The extent of his influence can be gauged by the tribute paid to him by former taoiseach Bertie Ahern who described Temple-Morris as “a key player in the work of delivering peace”. The late Martin McGuinness once described him as “one of the most honourable British politicians I have ever met”.

Pro-EU views

Temple-Morris was also noted for his pro-EU views and he ultimately left the Conservative Party and crossed the floor of the Commons to become a Labour MP during his final term in Parliament because of his disillusionment with the growing influence of anti-EU Tories.

Dapper, suave, genial and with smoothly coiffed and neatly parted hair, Temple-Morris was destined from birth to go into politics. Born in Cardiff, he was the son of a former MP, Sir Owen Temple-Morris, for many years a judge in Wales who had been the National Conservative member for Cardiff East, and his wife, Vera (nee Thompson). Peter, educated at Malvern College, went to St Catharine’s College, Cambridge, and became chairman of the University Conservative Association (1961).

The following year he qualified as a barrister – he would later also serve as a solicitor – practising on the Welsh circuit and then in London from 1966 to 1976. He fought three unwinnable constituencies as a Conservative candidate before winning Leominster at the February 1974 general election. He held the seat until his retirement at the 2001 general election.

Unlike his Cambridge friends Kenneth Clarke and Norman Fowler, he never became a minister and instead sat on a succession of Commons select committees.

As a traditional one-nation Tory, Temple-Morris was entirely out of sympathy with Margaret Thatcher. In his memoirs, Across the Floor: A Life in Dissenting Politics (2016), he wrote: "She was not my type, nor did she ever share my politics . . . I could not stand being lectured and hectored by someone who would not let you get a word in edgeways."

Profoundly pro-European, he also had an interest in Iranian affairs – his wife, Taheré Khozeimé-Alam, whom he married in 1964, was the daughter of a Tehran senator – and served for many years on British-Iranian groups such as the Iran Society and the British-Iranian Business Association.

As time went on he found himself increasingly out of sympathy with his Eurosceptic colleagues in the parliamentary Conservative Party. He supported his friend Michael Heseltine in his leadership bid to oust Thatcher in 1990. He also ought off a no-confidence motion in his constituency led by Norman Tebbit’s brother Peter, who accused him of showing “utter contempt for the views of members and causing serious disunity in the party” in the process.

Disillusionment

He could not contain his disillusionment with the Conservatives and mused publicly that perhaps he had joined the wrong party and should have been a Labour or Liberal Democrat member instead.
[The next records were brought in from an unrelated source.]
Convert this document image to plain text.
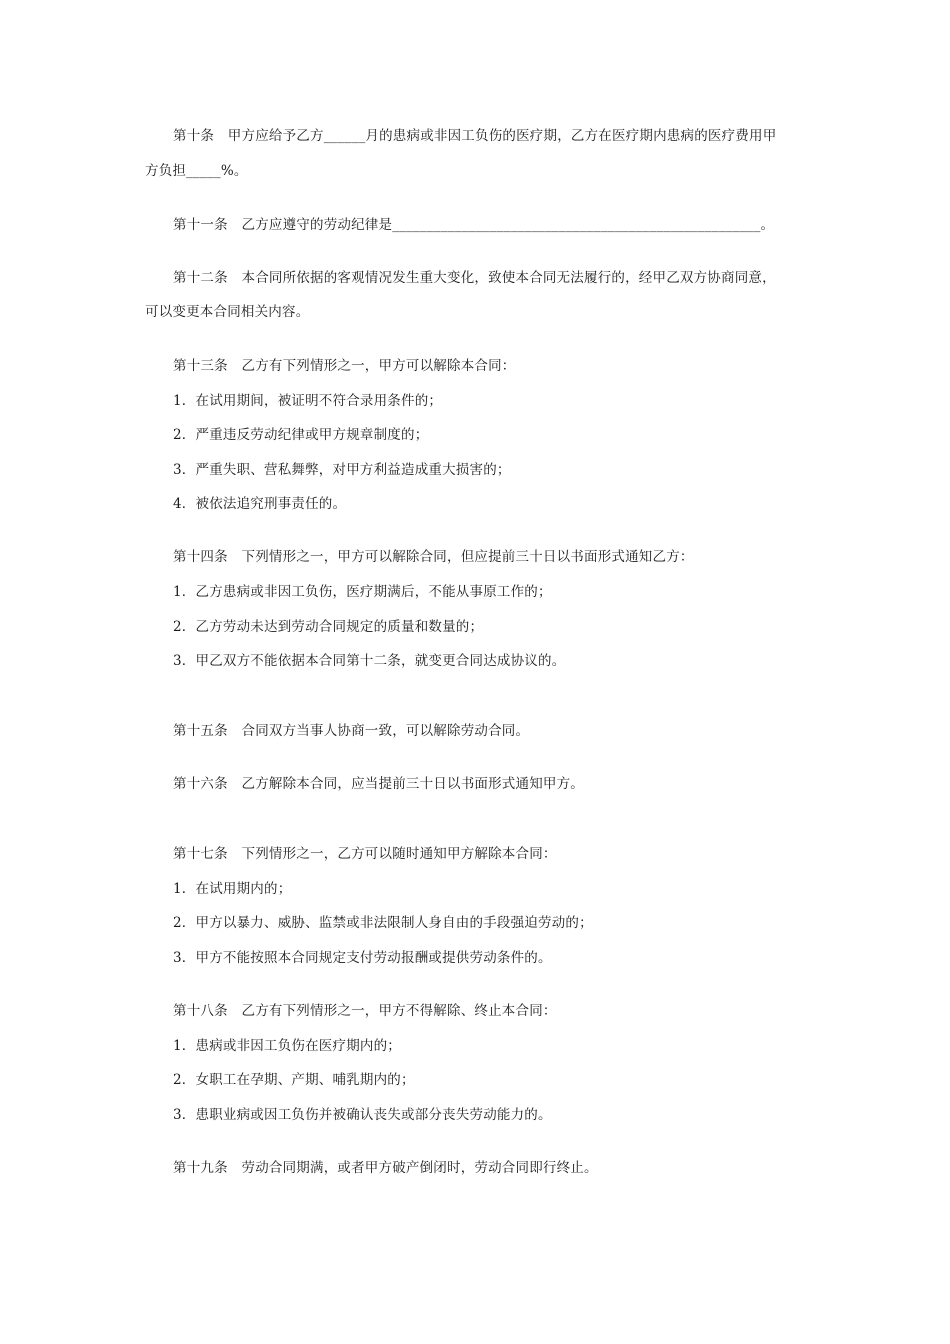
第十条　甲方应给予乙方______月的患病或非因工负伤的医疗期，乙方在医疗期内患病的医疗费用甲
方负担_____%。
第十一条　乙方应遵守的劳动纪律是_____________________________________________________。
第十二条　本合同所依据的客观情况发生重大变化，致使本合同无法履行的，经甲乙双方协商同意，
可以变更本合同相关内容。
第十三条　乙方有下列情形之一，甲方可以解除本合同：
1．在试用期间，被证明不符合录用条件的；
2．严重违反劳动纪律或甲方规章制度的；
3．严重失职、营私舞弊，对甲方利益造成重大损害的；
4．被依法追究刑事责任的。
第十四条　下列情形之一，甲方可以解除合同，但应提前三十日以书面形式通知乙方：
1．乙方患病或非因工负伤，医疗期满后，不能从事原工作的；
2．乙方劳动未达到劳动合同规定的质量和数量的；
3．甲乙双方不能依据本合同第十二条，就变更合同达成协议的。
第十五条　合同双方当事人协商一致，可以解除劳动合同。
第十六条　乙方解除本合同，应当提前三十日以书面形式通知甲方。
第十七条　下列情形之一，乙方可以随时通知甲方解除本合同：
1．在试用期内的；
2．甲方以暴力、威胁、监禁或非法限制人身自由的手段强迫劳动的；
3．甲方不能按照本合同规定支付劳动报酬或提供劳动条件的。
第十八条　乙方有下列情形之一，甲方不得解除、终止本合同：
1．患病或非因工负伤在医疗期内的；
2．女职工在孕期、产期、哺乳期内的；
3．患职业病或因工负伤并被确认丧失或部分丧失劳动能力的。
第十九条　劳动合同期满，或者甲方破产倒闭时，劳动合同即行终止。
Norman Tebbit agreed. "A quickie divorce would leave Leominster Conservatives and Mr Temple-Morris free to seek happiness with new partners," he wrote sardonically in the Daily Telegraph in 1996. The Tories, Temple-Morris wrote, were evolving from a tolerant and gentle party to one more nationalist and less European.

The crunch came with the election of Labour, led by Tony Blair, in 1997. Temple-Morris finally fell out with his party following its tactical decision to oppose the Good Friday Agreement over the release of prisoners convicted of terrorism which he described as “inexcusable nit-picking”. He sat for some months as an Independent One-Nation Conservative before he formally moved to the Labour side of the house. He was not the only Conservative to defect but his move attracted significant attention.

The Tories reacted negatively with Iain Duncan Smith claiming Temple-Morris had been in the wrong party “almost from the word go”. Nevertheless, his old friend Fowler lamented it was a pity the Tories had let him get away.

On leaving the Commons, Temple-Morris was awarded a life peerage. In his memoirs he remarked ruefully that his career might have been different: “I would not have been a rebel but rather a team player, stayed longer at the bar and then used the Commons for advancement as opportunities arose. This would have meant a totally different life and probably a less enjoyable one, even if I had gained high office.”

He and Taheré had two daughters and two sons.